Pressure measuring instruments, due to the different critical factors of their process, must offer high reliability, sensitivity and accuracy in their measurements. Therefore, periodic preventive maintenance, including calibration, is required.
The time interval at which any measuring instrument should be calibrated depends on its use. Calibration periods should be appropriate to ensure confidence in its measurements.
There are many variables on which this period will depend:
- Accuracy class.
- The criticality of a measurement location.
- The workload or operating conditions.
- Stability history.
- International standards or specific quality systems.
- Overload outside its allowable overload limit.
- Incorrect handling.
- Uncertainty or tolerance required.
- Manufacturer’s recommendation.
Some international standards recommend fixed recalibration intervals, but deciding when to recalibrate a measuring instrument is the responsibility of the user. Only the user and his quality system know the importance of the quality and reliability of the results or what effect a systematic error will have from a safety, production or financial point of view.
Accuracy class: Pressure gauges are available in different accuracy classes. These are specified in ASME B40.100 (accuracy classes from 0.1 to 5% of scale range) and EN 837 (accuracy classes from 0.1 to 4% of scale range).
Depending on whether your pressure gauge is of better accuracy or not, the calibration interval will also depend. A more accurate pressure gauge should be calibrated more frequently than one of lower precision accuracy.
The criticality of a measurement location: When installing a pressure gauge in your process, it is important to know what the accuracy requirements are for that specific location. Not all locations in your process have the same need for accuracy. The specifications of the installed equipment, versus the required need of the installed location, will affect the calibration period.
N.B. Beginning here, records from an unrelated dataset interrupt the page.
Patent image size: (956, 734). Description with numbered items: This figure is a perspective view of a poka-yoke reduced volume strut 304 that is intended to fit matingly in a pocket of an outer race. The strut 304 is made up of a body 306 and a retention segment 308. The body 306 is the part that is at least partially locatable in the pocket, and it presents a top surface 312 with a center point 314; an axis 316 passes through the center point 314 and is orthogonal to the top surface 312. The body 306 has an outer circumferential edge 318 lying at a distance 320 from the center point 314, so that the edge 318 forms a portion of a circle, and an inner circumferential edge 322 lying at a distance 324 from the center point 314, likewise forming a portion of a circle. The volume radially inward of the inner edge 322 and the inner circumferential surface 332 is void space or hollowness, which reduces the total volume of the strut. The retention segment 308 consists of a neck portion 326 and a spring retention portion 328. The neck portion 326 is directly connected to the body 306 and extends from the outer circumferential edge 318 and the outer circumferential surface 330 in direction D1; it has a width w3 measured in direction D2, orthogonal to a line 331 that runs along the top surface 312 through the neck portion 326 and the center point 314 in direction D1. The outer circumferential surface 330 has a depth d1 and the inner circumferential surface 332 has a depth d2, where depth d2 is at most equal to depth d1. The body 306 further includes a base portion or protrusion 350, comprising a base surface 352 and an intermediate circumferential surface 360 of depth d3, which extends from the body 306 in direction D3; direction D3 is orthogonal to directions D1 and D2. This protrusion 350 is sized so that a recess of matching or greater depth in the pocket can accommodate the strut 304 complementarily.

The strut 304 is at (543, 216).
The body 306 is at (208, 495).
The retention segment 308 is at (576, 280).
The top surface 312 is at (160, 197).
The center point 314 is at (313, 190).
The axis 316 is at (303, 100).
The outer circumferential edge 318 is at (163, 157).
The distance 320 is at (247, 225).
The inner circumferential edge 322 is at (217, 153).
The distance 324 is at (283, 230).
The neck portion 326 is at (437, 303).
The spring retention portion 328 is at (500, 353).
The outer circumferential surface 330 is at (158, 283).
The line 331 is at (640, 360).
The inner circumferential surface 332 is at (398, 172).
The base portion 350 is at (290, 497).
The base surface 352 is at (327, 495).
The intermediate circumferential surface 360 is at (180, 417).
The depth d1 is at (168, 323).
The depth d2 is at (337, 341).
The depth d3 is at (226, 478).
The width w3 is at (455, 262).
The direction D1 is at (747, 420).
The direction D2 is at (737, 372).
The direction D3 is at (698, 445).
If you install a pressure gauge with a high accuracy class in a location that does not have a high accuracy need, it can be calibrated less frequently.
The criticality of a measurement location is an important factor related to the time interval at which a pressure gauge should be calibrated. Instruments installed in more critical locations naturally need to be calibrated more frequently than a less critical location.
Workload or operating conditions: The workload and operating conditions of use can also affect how often a pressure gauge should be calibrated. If a measuring instrument is used very frequently and/or is installed and operating under very demanding or aggressive operating conditions, it is good to calibrate it more frequently.
Stability history: A record of periodic intermediate verifications of a pressure gauge should be kept in order to establish its stability history, as this is a very important aspect to establish the calibration time interval. If the gauge has a long history and is found to be very stable, it can be calibrated less frequently. On the contrary, if the history shows that the instrument shows systematic deviations in its measurement and often fails to recalibrate, it should logically be calibrated more frequently.
Standardized methods and applicable calibration software are available to show historical trends in behavior and will therefore help to perform the analysis.
Drift: Knowing the deviations of a pressure gauge can help us in the analysis of calibration frequencies. The drift is the difference of the immediate previous deviation of a pressure gauge in a calibration minus the deviation found in the current calibration.
Drift is calculated by performing repeated calibrations and if it is greater than expected, the calibration frequency should be increased in order to decrease the risk of non-conforming work or product between calibrations.
International standards or specific quality systems: Some international standards recommend calibration periods depending on the type of gauge.
Also in some areas of the companies there are regulatory requirements, standards or quality systems that specify how often the instrument should be calibrated.
In some applications, the costs and/or losses of a measurement failure are so high that it is more economical to calibrate more frequently than to wait for the instrument to fail. This is especially the case in the Pharmaceutical, Food and Beverage and other regulated industries, or in any critical location.
In many industries, the quality of the final product can be tested either by measuring the product or by measuring the product itself.